Kemunculan sosok pesepak bola berusia muda itu menunjukkan bagaimana ikon olahraga kini mulai dimanfaatkan sebagai simbol komunikasi politik dan propaganda di tengah konflik bersenjata. Perang modern tidak lagi hanya berlangsung melalui rudal dan serangan udara, tetapi juga melalui pesan visual yang dirancang untuk membangun opini publik internasional.
Peristiwa tersebut terjadi ketika Komando Pusat Amerika Serikat (CENTCOM) mengklaim melancarkan gelombang serangan udara yang menargetkan pusat operasi militer, sistem pertahanan maritim dan udara, serta infrastruktur logistik Iran di kawasan Selat Hormuz.
Sebagai tanggapan, Garda Revolusi Iran mengumumkan serangan balasan terhadap sejumlah fasilitas militer Amerika Serikat di kawasan Timur Tengah menggunakan rudal balistik berbahan bakar padat, cair, serta rudal jelajah. Sementara itu, Kuwait, Bahrain, dan Yordania menyatakan telah mencegat sejumlah rudal dan drone yang melintas di wilayah udara mereka.
Ikon Global di Tengah Perang
Munculnya gambar Lamine Yamal pada drone Iran menampilkan perubahan wajah propaganda modern. Tokoh olahraga yang memiliki pengaruh besar di media sosial dan dikenal lintas negara dapat dijadikan simbol untuk menarik perhatian publik global terhadap narasi politik tertentu.

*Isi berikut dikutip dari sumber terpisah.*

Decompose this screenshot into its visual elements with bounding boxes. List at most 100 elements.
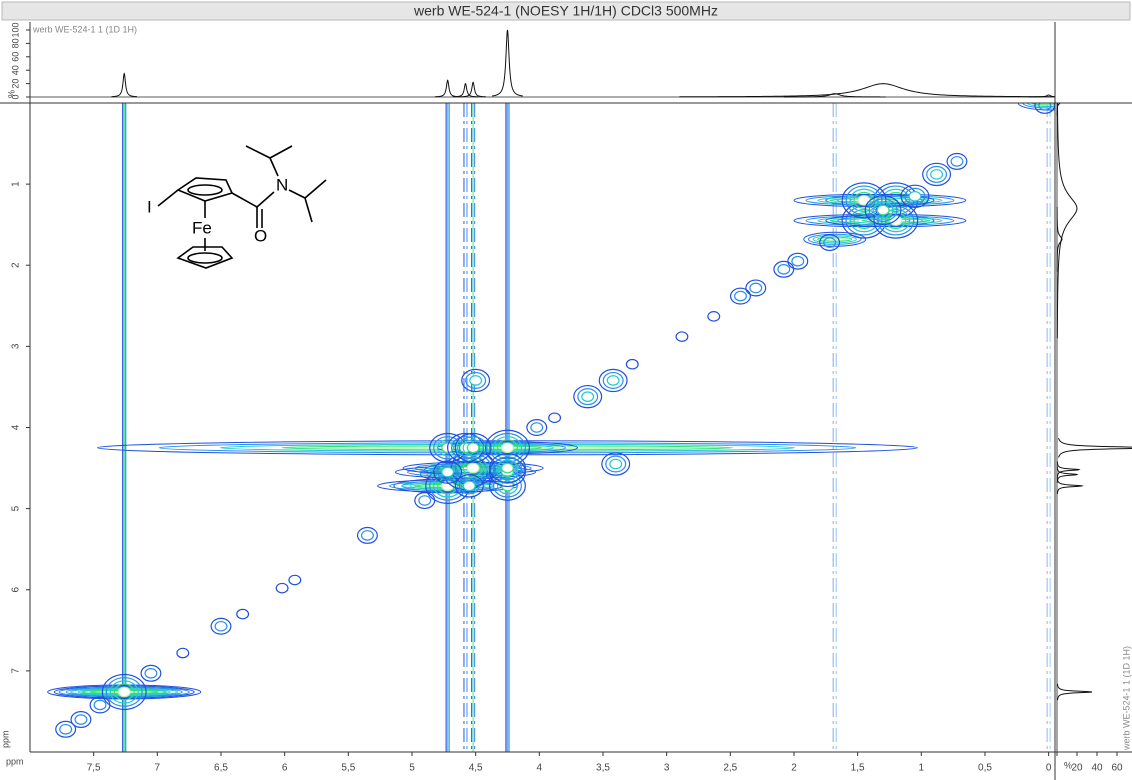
contour [625, 358, 639, 370]
contour [74, 714, 88, 725]
y-tick-label: 7 [11, 668, 22, 674]
cross-peak [356, 526, 378, 544]
contour [675, 331, 689, 342]
contour [950, 156, 964, 167]
x-tick-label: 0 [1046, 763, 1052, 774]
top-projection [30, 29, 1055, 98]
cross-peak [730, 287, 751, 305]
contour [458, 436, 488, 460]
projection-peak [1056, 206, 1063, 272]
bond [256, 191, 275, 208]
cross-peak [275, 582, 289, 594]
bond [304, 197, 313, 223]
contour [437, 439, 459, 457]
contour [214, 620, 228, 632]
contour [730, 287, 751, 305]
cross-peak [819, 234, 841, 252]
projection-peak [111, 72, 137, 98]
x-tick-label: 1 [919, 763, 925, 774]
structure: I N O Fe [147, 145, 327, 269]
cross-peak [414, 492, 436, 510]
cross-peak [454, 474, 484, 498]
bond [157, 189, 179, 207]
f2-ridge [47, 684, 202, 700]
cross-peak [176, 647, 190, 659]
cross-peak [70, 711, 92, 729]
cross-peak [707, 311, 721, 322]
contour [606, 375, 620, 386]
contour [1038, 103, 1052, 111]
cross-peak [900, 184, 930, 208]
cp-ring [176, 246, 234, 269]
contour [493, 460, 522, 484]
top-tick-label: 60 [10, 52, 20, 62]
projection-peak [460, 81, 486, 98]
projection-peak [1028, 94, 1055, 98]
contour [497, 459, 518, 477]
side-tick-label: 60 [1111, 763, 1123, 774]
contour [466, 462, 480, 474]
contour [109, 680, 139, 704]
contour [462, 439, 484, 457]
contour [418, 495, 432, 506]
f2-ridge [96, 440, 918, 456]
chart-title: werb WE-524-1 (NOESY 1H/1H) CDCl3 500MHz [413, 3, 718, 19]
x-tick-label: 6 [282, 763, 288, 774]
contour [433, 460, 463, 484]
contour [55, 720, 77, 738]
contour [745, 279, 767, 297]
contour [577, 388, 599, 406]
cross-peak [433, 460, 463, 484]
cross-peak [864, 195, 902, 225]
atom-label: I [147, 197, 152, 216]
contour [493, 436, 522, 460]
contour [602, 371, 624, 389]
contour [926, 165, 948, 183]
cross-peak [601, 452, 631, 476]
contour [454, 474, 484, 498]
cross-peak [53, 673, 195, 711]
contour [605, 455, 627, 473]
side-tick-label: 40 [1091, 763, 1103, 774]
contour [922, 162, 952, 187]
contour [773, 260, 795, 278]
side-unit: % [1064, 760, 1072, 770]
cross-peak [793, 182, 935, 219]
cross-peak [625, 358, 639, 370]
contour [117, 686, 131, 698]
contour [454, 432, 492, 463]
x-tick-label: 2,5 [723, 763, 737, 774]
cross-peak [288, 574, 302, 586]
projection-peak [492, 29, 523, 97]
cross-peak [598, 368, 628, 393]
y-tick-label: 3 [11, 343, 22, 349]
contour [734, 290, 747, 302]
projection-peak [1056, 461, 1081, 478]
cross-peak [489, 453, 526, 483]
contour [144, 668, 158, 679]
contour [946, 152, 968, 170]
y-tick-label: 5 [11, 505, 22, 511]
contour [101, 673, 147, 711]
contour [526, 419, 548, 437]
contour [458, 477, 480, 495]
projection-label: werb WE-524-1 1 (1D 1H) [32, 24, 137, 34]
contour [845, 185, 883, 216]
projection-peak [1056, 466, 1079, 483]
contour [497, 477, 518, 495]
contour [707, 311, 721, 322]
title-bar [1, 1, 1131, 21]
contour [59, 723, 73, 735]
contour [489, 457, 526, 488]
contour [466, 442, 480, 454]
contour [501, 462, 514, 474]
contour [356, 526, 378, 544]
contour [853, 191, 875, 209]
f2-ridge [1036, 103, 1055, 105]
x-tick-label: 1,5 [851, 763, 865, 774]
atom-label: Fe [192, 218, 212, 237]
contour [105, 677, 143, 707]
cross-peak [922, 162, 952, 187]
side-tick-label: 20 [1071, 763, 1083, 774]
contour [497, 439, 518, 457]
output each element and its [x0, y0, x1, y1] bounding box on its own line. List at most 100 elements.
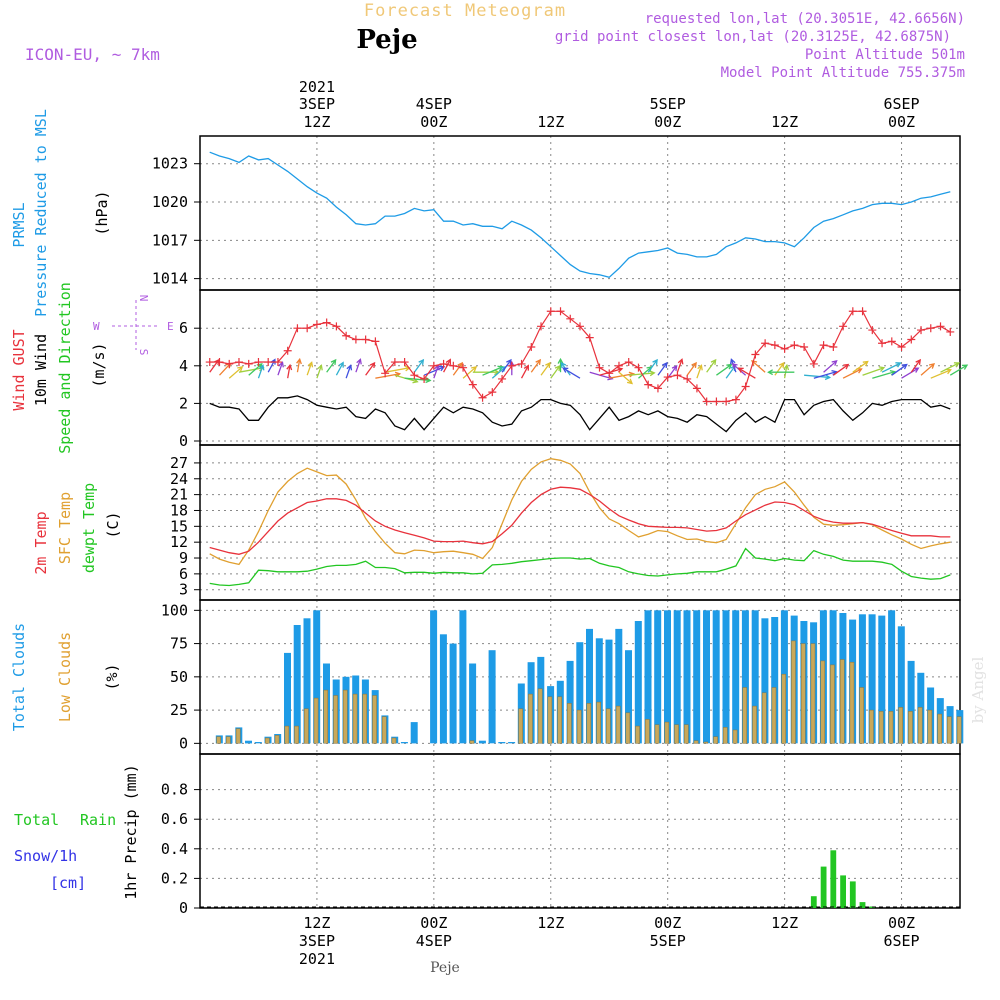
gust-marker-15 [351, 335, 360, 344]
pressure-label-1: PRMSL [10, 202, 28, 247]
gust-marker-10 [303, 324, 312, 333]
low-cloud-bar-15 [362, 693, 368, 744]
gust-marker-76 [946, 327, 955, 336]
ytick-label-0-0: 1014 [152, 270, 188, 288]
low-cloud-bar-17 [381, 716, 387, 744]
ytick-label-0-3: 1023 [152, 155, 188, 173]
wind-dir-arrowhead-28 [497, 365, 504, 372]
wind-dir-arrowhead-76 [961, 364, 969, 370]
total-cloud-bar-56 [761, 618, 769, 744]
total-cloud-bar-45 [654, 610, 662, 744]
gust-marker-35 [546, 307, 555, 316]
wind-dir-arrow-67 [862, 367, 885, 376]
gust-marker-29 [488, 388, 497, 397]
low-cloud-bar-13 [342, 689, 348, 744]
gust-marker-65 [839, 322, 848, 331]
low-cloud-bar-26 [469, 740, 475, 744]
panel-frame-4 [199, 753, 961, 909]
pressure-unit: (hPa) [93, 190, 111, 235]
rain-bar-3 [840, 875, 846, 908]
total-cloud-bar-57 [771, 617, 779, 744]
gust-marker-14 [342, 331, 351, 340]
low-cloud-bar-0 [216, 736, 221, 744]
total-cloud-bar-26 [469, 663, 477, 744]
low-cloud-bar-66 [859, 687, 864, 744]
panel-frame-1 [199, 289, 961, 446]
bottom-axis-hour-0: 12Z [303, 914, 330, 932]
compass-north: N [137, 295, 150, 302]
wind-speed-line [209, 395, 951, 433]
wind-dir-arrowhead-71 [913, 367, 920, 373]
gust-marker-21 [410, 371, 419, 380]
ytick-label-3-4: 100 [161, 601, 188, 619]
bottom-axis-date-5: 6SEP [883, 932, 919, 950]
low-cloud-bar-36 [567, 703, 572, 744]
low-cloud-bar-57 [771, 687, 777, 744]
wind-dir-arrowhead-36 [557, 357, 564, 364]
total-cloud-bar-46 [664, 610, 671, 744]
gust-marker-0 [205, 358, 214, 367]
low-cloud-bar-68 [878, 711, 884, 744]
low-cloud-bar-63 [830, 664, 835, 744]
wind-dir-arrow-52 [716, 364, 732, 376]
total-cloud-bar-9 [303, 618, 311, 744]
ytick-label-1-1: 2 [179, 394, 188, 412]
gust-marker-23 [429, 361, 438, 370]
total-cloud-bar-24 [449, 643, 457, 744]
compass-west: W [93, 320, 100, 333]
low-cloud-bar-7 [284, 725, 290, 744]
ytick-label-1-0: 0 [179, 432, 188, 450]
low-cloud-bar-58 [781, 673, 787, 744]
gust-marker-3 [234, 358, 243, 367]
sfc-label: SFC Temp [56, 492, 74, 564]
pressure-label-2: Pressure Reduced to MSL [32, 109, 50, 317]
gust-marker-55 [741, 382, 750, 391]
wind-dir-arrowhead-55 [731, 363, 738, 369]
ytick-label-3-2: 50 [170, 668, 188, 686]
gust-marker-75 [936, 322, 945, 331]
low-cloud-bar-54 [742, 687, 748, 744]
wind-dir-arrow-62 [813, 371, 837, 379]
gust-marker-28 [478, 393, 487, 402]
low-cloud-bar-43 [635, 725, 640, 744]
ytick-label-2-3: 12 [170, 533, 188, 551]
wind-dir-arrow-12 [326, 359, 337, 373]
ytick-label-1-2: 4 [179, 357, 188, 375]
wind-dir-arrowhead-15 [356, 358, 362, 365]
gust-marker-62 [809, 359, 818, 368]
wind-dir-arrowhead-67 [878, 366, 886, 372]
gust-marker-61 [800, 343, 809, 351]
ytick-label-0-2: 1020 [152, 193, 188, 211]
ytick-label-0-1: 1017 [152, 231, 188, 249]
wind-dir-arrow-35 [550, 365, 561, 379]
total-cloud-bar-8 [293, 625, 301, 744]
wind-dir-arrow-42 [618, 371, 633, 384]
gust-marker-71 [897, 343, 906, 351]
snow-unit: [cm] [50, 874, 86, 892]
low-cloud-bar-60 [800, 643, 806, 744]
wind-dir-arrowhead-21 [418, 358, 425, 365]
wind-dir-arrowhead-59 [783, 363, 790, 371]
wind-dir-arrowhead-48 [677, 358, 684, 365]
wind-dir-arrow-32 [520, 365, 529, 379]
low-cloud-bar-73 [927, 709, 933, 744]
low-cloud-bar-52 [722, 727, 728, 744]
location-title: Peje [356, 25, 417, 55]
ytick-label-4-0: 0 [179, 899, 188, 917]
low-cloud-bar-33 [537, 688, 543, 744]
total-cloud-bar-3 [245, 740, 252, 744]
gust-marker-73 [917, 326, 926, 335]
gust-marker-8 [283, 346, 292, 355]
gust-marker-70 [887, 337, 896, 346]
total-cloud-bar-40 [605, 639, 613, 744]
low-cloud-bar-72 [917, 707, 923, 744]
gust-marker-50 [692, 384, 701, 393]
wind-dir-arrow-14 [345, 365, 352, 379]
top-axis-hour-0: 12Z [303, 113, 330, 131]
bottom-axis-date-3: 5SEP [650, 932, 686, 950]
top-axis-date-0: 3SEP [299, 95, 335, 113]
low-cloud-bar-8 [294, 725, 299, 744]
total-cloud-bar-27 [478, 740, 486, 744]
model-name: ICON-EU, ~ 7km [25, 45, 160, 64]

Meski begitu, tidak ada indikasi bahwa Lamine Yamal terlibat atau memberikan dukungan terhadap penggunaan fotonya dalam materi propaganda tersebut. Hingga kini belum terdapat pernyataan resmi dari pihak Yamal maupun perwakilannya terkait kemunculan gambar tersebut.
Perang Informasi Semakin Menguat
Konflik Iran–Amerika Serikat kini tidak hanya berlangsung di medan tempur, tetapi juga di ruang informasi. Selain operasi militer, kedua pihak terus membangun narasi melalui video, foto, dan simbol-simbol yang mudah disebarkan di media digital.
Penggunaan figur publik dalam materi propaganda menunjukkan bahwa perang modern semakin mengandalkan aspek psikologis dan komunikasi untuk mempengaruhi opini masyarakat internasional, di samping kekuatan militer di lapangan.